Storage vendors pitch new systems in innumerable ways. Whether they tout performance claims about IOPS and low latency, protection, reliability, and security features or sell on convenience, capacity, cost, or even brand reputation, there are many options vendors can offer an IT team looking to fix a problem.
Although these various abilities have been around for many years, they have long been confined to a storage-centric ecosystem. With the advent of advanced data management software, it finally becomes possible to shift to a data-centric architecture that enables IT admins to automatically align data with storage that meets enterprises’ business objectives.
What gets measured gets managed
The roots of the proverb “what gets measured gets managed” can interestingly be traced back to Lord Kelvin, father of the laws of thermodynamics and physics. This wisdom holds true today in the modern data center. From flash, cloud and shared storage, the various resources that architects choose for their infrastructure generally offer quantifiable amounts of performance, capacity, and even networking and are often purchased and managed according to the the boundaries of the specific product.
Traditionally, since the pain of data migrations means a storage resource will serve an application throughout its lifetime, IT is forced to choose a resource that can meet expected peak performance and capacity needs. This one-size-fits-all approach keeps applications safe, but it results in significant waste at most enterprises, as well as misalignment between storage capabilities and actual data demands. Hot data that becomes cold takes up valuable capacity on performance storage, forcing IT to keep spending their way out of performance problems.

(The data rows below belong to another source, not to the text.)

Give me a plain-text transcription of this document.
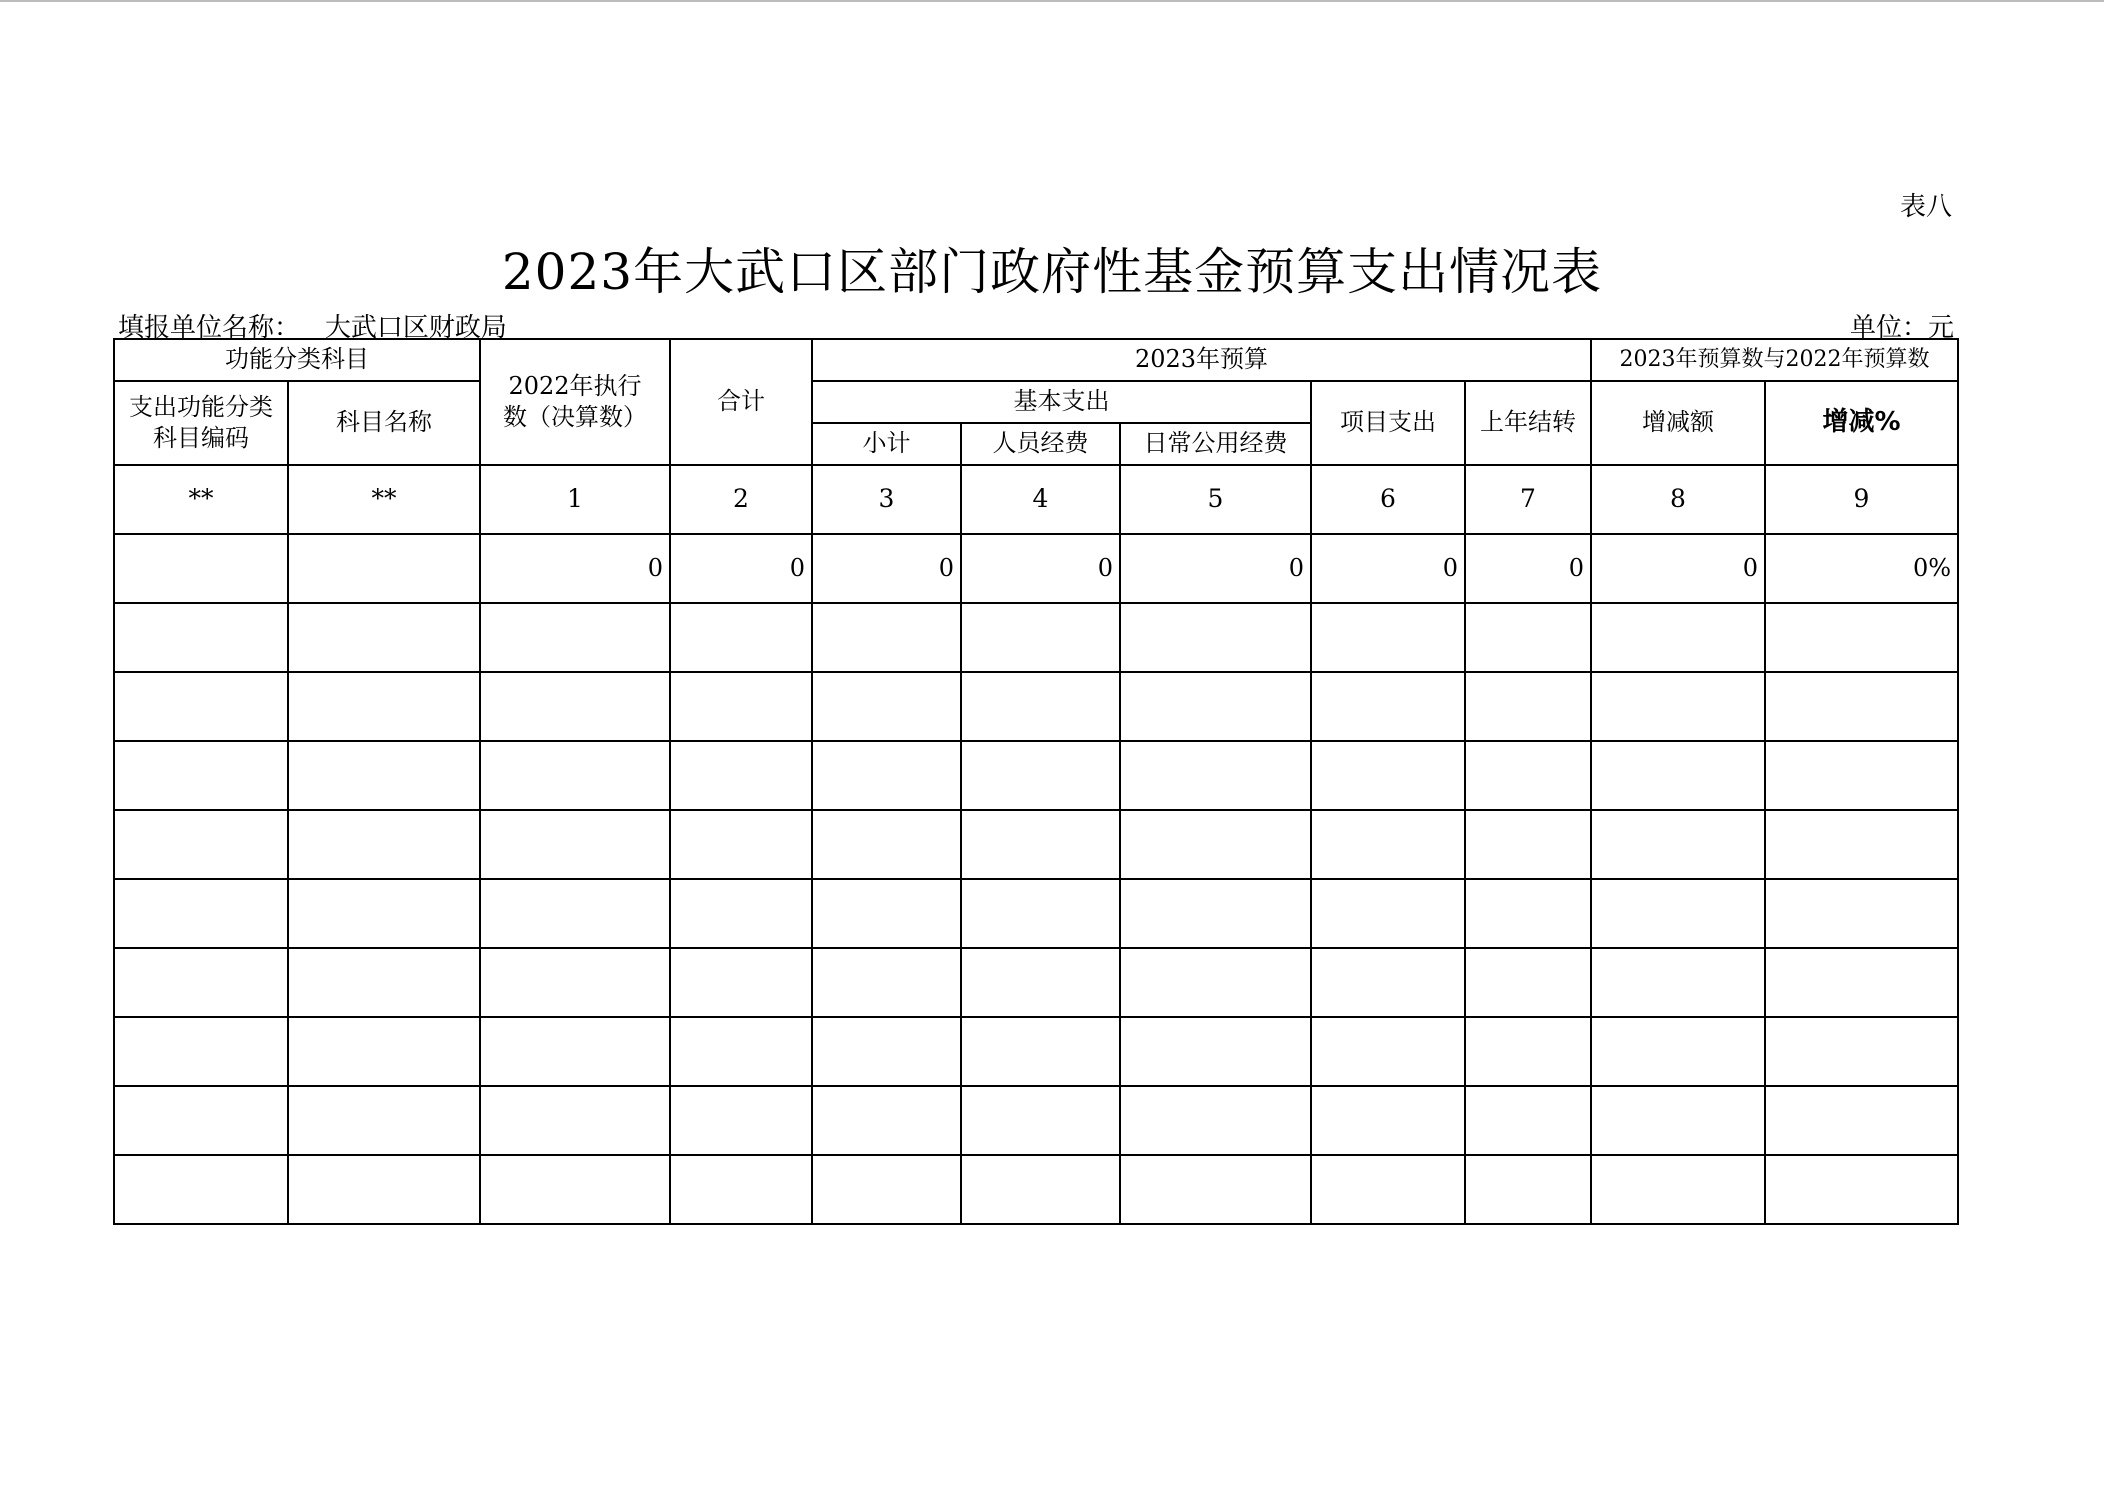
表八
2023年大武口区部门政府性基金预算支出情况表
填报单位名称： 大武口区财政局	单位：元
功能分类科目		2022年执行数（决算数）	合计	2023年预算					2023年预算数与2022年预算数	

支出功能分类科目编码	科目名称			基本支出			项目支出	上年结转	增减额	增减%
				小计	人员经费	日常公用经费				
**	**	1	2	3	4	5	6	7	8	9
		0	0	0	0	0	0	0	0	0%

This inefficiency points to the limitations of the enterprise technology legacy we’ve inherited from generations past. Since the early days of enterprise computing, there has been an architecturally rigid relationship between applications and storage, which is the root cause of the inefficiency in storage today. But it doesn’t have to be this way any longer.

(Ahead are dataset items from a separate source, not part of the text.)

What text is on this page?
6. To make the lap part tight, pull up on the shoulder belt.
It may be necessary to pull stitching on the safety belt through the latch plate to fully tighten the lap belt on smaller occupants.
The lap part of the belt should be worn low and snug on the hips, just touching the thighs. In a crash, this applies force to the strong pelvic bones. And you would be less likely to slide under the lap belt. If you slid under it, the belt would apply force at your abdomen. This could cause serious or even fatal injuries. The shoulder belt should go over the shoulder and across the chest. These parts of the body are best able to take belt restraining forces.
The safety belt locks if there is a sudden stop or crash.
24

Making omelets to automate storage efficiency
Similar to how you have to break a few eggs to make an omelet, getting past this inefficiency requires some separation and some new connections. By separating the metadata path from the data path through virtualization, it is now possible to attach different types of storage into a global namespace. A metadata engine manages these two paths separately, and it can understand the attributes of the different types of storage in the system. With this knowledge and ability, a metadata engine can then automatically move data to the storage resource that meets IT’s defined objectives for data down to the file level.
By assigning objectives to data, defining attributes such as how many IOPS or how much redundancy is needed (at a file level), or the maximum storage cost a dataset can consume, data management software can automatically match data to a corresponding storage resource.
More ease, less effort
Once IT has the ability to manage data by objectives, IT can easily set requirements for data that ensure service-level objectives are continually met. Objectives can then be changed in a few clicks, with data automatically moving, if needed, to maintain service-level compliance when requirements change. IT can even offer a catalog of objectives to users, who can then pay accordingly for Platinum, Gold, Silver or Bronze level services, as an example.

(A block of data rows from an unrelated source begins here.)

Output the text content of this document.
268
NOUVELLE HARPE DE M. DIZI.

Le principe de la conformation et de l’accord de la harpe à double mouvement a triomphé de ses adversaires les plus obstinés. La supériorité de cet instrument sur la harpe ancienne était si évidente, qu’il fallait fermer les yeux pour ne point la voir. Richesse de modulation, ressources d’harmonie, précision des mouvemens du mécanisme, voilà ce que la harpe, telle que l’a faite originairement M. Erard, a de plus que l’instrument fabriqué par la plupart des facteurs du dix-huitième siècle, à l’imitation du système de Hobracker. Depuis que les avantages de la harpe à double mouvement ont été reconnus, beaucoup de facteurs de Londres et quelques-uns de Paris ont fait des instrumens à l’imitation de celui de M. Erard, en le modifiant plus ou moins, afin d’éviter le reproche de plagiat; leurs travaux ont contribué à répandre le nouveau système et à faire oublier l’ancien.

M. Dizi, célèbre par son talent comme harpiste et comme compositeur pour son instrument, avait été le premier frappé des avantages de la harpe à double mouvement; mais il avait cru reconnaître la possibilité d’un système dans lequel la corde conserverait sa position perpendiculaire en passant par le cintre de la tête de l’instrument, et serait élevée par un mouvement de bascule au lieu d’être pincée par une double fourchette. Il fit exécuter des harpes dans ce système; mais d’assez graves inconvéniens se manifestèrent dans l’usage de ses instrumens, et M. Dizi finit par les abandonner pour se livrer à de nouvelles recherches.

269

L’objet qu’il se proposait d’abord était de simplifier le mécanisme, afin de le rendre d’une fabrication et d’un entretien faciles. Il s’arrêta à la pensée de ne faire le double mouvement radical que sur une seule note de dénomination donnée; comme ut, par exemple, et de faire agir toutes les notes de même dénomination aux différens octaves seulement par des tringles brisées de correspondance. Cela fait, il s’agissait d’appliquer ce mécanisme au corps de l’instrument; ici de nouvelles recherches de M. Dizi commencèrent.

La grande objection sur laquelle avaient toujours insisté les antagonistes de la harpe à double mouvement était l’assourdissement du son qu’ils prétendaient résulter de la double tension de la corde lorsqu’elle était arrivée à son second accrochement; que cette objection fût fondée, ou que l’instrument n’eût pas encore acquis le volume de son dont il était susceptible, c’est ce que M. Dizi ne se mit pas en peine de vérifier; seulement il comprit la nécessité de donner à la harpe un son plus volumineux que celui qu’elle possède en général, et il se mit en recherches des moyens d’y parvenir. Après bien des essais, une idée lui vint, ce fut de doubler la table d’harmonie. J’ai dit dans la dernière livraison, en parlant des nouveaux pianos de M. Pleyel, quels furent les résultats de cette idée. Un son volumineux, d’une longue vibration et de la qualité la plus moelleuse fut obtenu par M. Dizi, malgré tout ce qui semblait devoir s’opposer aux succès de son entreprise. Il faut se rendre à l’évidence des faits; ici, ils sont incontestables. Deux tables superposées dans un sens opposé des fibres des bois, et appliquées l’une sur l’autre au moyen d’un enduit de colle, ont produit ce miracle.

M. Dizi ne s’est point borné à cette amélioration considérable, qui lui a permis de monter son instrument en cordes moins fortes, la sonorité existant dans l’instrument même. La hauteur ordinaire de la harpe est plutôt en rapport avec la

Objective-based management also makes it easy to ensure newly added resources are used most effectively. When a new storage resource is added to the global namespace, files that meet the criteria of the newly added resource can automatically be load-balanced to the new system, whether it is on premises or in the cloud. This intelligence finally takes the pain out of data migrations and upgrades, and it even extends the life of existing storage systems that can continue to serve data that doesn’t need the fastest, newest, highest performance flash system.
As data continues to proliferate at every enterprise, objectives deliver unprecedented agility for IT. Automation and efficiency are critical for keeping IT a step ahead of the next application challenge, and objective-based management is rapidly becoming a key asset for petabyte-scale enterprises.